Challenges With Quality of Race and Ethnicity Data in Observational Databases

Polubriaginof, Fernanda C G; Ryan, Patrick; Salmasian, Hojjat; Shapiro, Andrea Wells; Perotte, Adler; Safford, Monika M; Hripcsak, George; Smith, Shaun; Tatonetti, Nicholas P; Vawdrey, David K
Journal of the American Medical Informatics Association

We sought to assess the quality of race and ethnicity information in observational health databases, including electronic health records (EHRs), and to propose patient self-recording as an improvement strategy.We assessed completeness of race and ethnicity information in large observational health databases in the United States (Healthcare Cost and Utilization Project and Optum Labs), and at a single healthcare system in New York City serving a racially and ethnically diverse population. We compared race and ethnicity data collected via administrative processes with data recorded directly by respondents via paper surveys (National Health and Nutrition Examination Survey and Hospital Consumer Assessment of Healthcare Providers and Systems).
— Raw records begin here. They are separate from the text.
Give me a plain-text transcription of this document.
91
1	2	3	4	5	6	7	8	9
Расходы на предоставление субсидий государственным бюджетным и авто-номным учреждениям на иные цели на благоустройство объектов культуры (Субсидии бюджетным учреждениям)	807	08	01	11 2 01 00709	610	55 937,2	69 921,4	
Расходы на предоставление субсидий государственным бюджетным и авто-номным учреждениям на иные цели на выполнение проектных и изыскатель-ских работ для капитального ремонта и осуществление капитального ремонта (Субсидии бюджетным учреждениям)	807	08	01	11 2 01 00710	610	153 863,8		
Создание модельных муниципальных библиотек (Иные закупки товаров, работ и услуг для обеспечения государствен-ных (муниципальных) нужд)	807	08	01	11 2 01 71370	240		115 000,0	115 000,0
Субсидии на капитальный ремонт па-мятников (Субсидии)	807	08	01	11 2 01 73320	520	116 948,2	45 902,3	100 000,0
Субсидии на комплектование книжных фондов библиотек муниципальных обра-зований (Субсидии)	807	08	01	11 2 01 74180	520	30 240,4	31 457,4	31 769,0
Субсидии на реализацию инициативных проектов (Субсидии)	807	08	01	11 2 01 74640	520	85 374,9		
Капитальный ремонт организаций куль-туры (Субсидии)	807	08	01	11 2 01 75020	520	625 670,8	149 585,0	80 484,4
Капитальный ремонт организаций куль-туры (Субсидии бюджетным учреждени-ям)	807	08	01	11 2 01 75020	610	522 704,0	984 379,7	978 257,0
Respondent-recorded data were considered the gold standard for the collection of race and ethnicity information.Among the 160 million patients from the Healthcare Cost and Utilization Project and Optum Labs datasets, race or ethnicity was unknown for 25%. Among the 2.4 million patients in the single New York City healthcare system’s EHR, race or ethnicity was unknown for 57%. However, when patients directly recorded their race and ethnicity, 86% provided clinically meaningful information, and 66% of patients reported information that was discrepant with the EHR.Race and ethnicity data are critical to support precision medicine initiatives and to determine healthcare disparities; however, the quality of this information in observational databases is concerning. Patient self-recording through the use of patient-facing tools can substantially increase the quality of the information while engaging patients in their health.Patient self-recording may improve the completeness of race and ethnicity information.